Before this class, I thought about play primarily in the context of game development being without any formula, or I had never thought about games having a structured approach to their creation. Games were just developed by a story idea, and then game designers added mechanics and visuals as they see appropriate just by the creativity of their own imagination. Now I realise there is a formula for game development and proper structures which you can use to rapidly design and test a game (ex. Using the formal elements of game design, selecting specific game objectives, taking spins off existing games), and other exercises (Ex. team medley where we all contribute an idea to a growing story).

These class concepts stuck with me: I think one of the most valuable experiences from class was the ability to consistently playtest games. I noticed when testing games, players were usually eager to offer solutions on how to “fix” our game. While well-intentioned, these suggestions were not always right for our game, since your players do not have the same scope of the project as we  did. I realised that at this point our key task was to identify the problems or issues with the design that are leading to these comments. We don’t have to fix them in the moment. The valuable part was taking some time to process and debrief the feedback we received, look for trends in the feedback we’re getting, and then decide the best way forward for the experience we wanted to create. I won’t change a tester’s mind by explaining how something was supposed to work after the test is already over, and trying to do so can come across as defensive. Above all, I want testers to leave the experience glad that they helped you and willing to test your product again in the future. Key takeaway for me: the feedback step of a usability test is not the platform to explain or defend your design. It is a time for listening and identifying the problems that form the core of the user feedback.

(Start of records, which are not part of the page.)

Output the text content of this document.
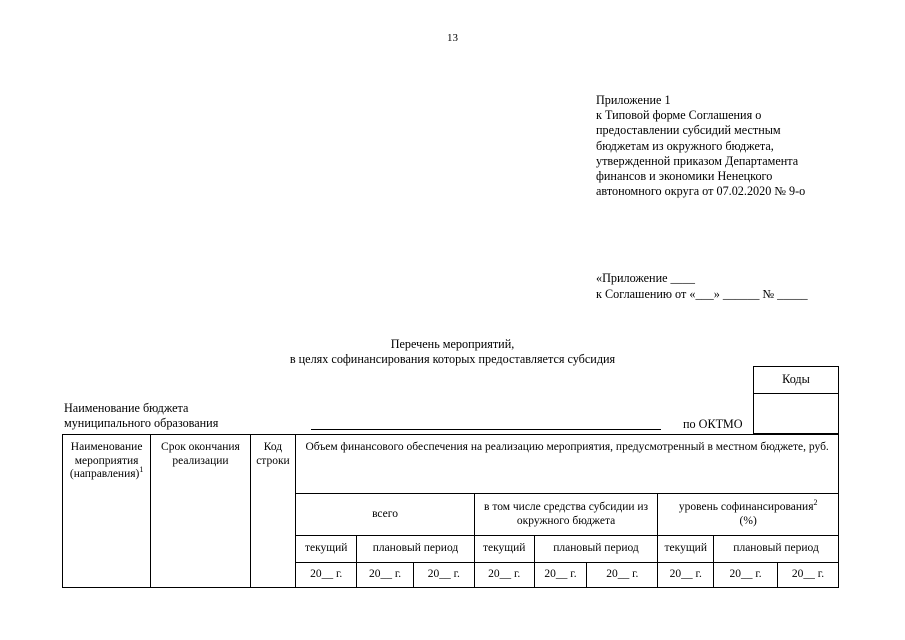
13
Приложение 1
к Типовой форме Соглашения о
предоставлении субсидий местным
бюджетам из окружного бюджета,
утвержденной приказом Департамента
финансов и экономики Ненецкого
автономного округа от 07.02.2020 № 9-о
«Приложение ____
к Соглашению от «___» ______ № _____
Перечень мероприятий,
в целях софинансирования которых предоставляется субсидия
Наименование бюджета
муниципального образования	по ОКТМО
Коды
Наименование мероприятия (направления)$^1$	Срок окончания реализации	Код строки	Объем финансового обеспечения на реализацию мероприятия, предусмотренный в местном бюджете, руб.								
			всего			в том числе средства субсидии из окружного бюджета			уровень софинансирования$^2$
(%)		
			текущий	плановый период		текущий	плановый период		текущий	плановый период	
			20__ г.	20__ г.	20__ г.	20__ г.	20__ г.	20__ г.	20__ г.	20__ г.	20__ г.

Next time, I will always try to playtest early and often. In our first game, testing with members of the team ourselves helped us quickly realize that format wasn’t working the way we wanted it to. This discovery allowed us to pivot quickly towards revising the rules of the game. Then, testing with classmates helped us realize that the game was over-complicated when we tried to explain the rules concisely to our classmates. That moment of realisation spurred us to playtest each set of rules as early as possible. Soon, the first thing we did after coming up with a new idea was to sit down and try and play it ourselves.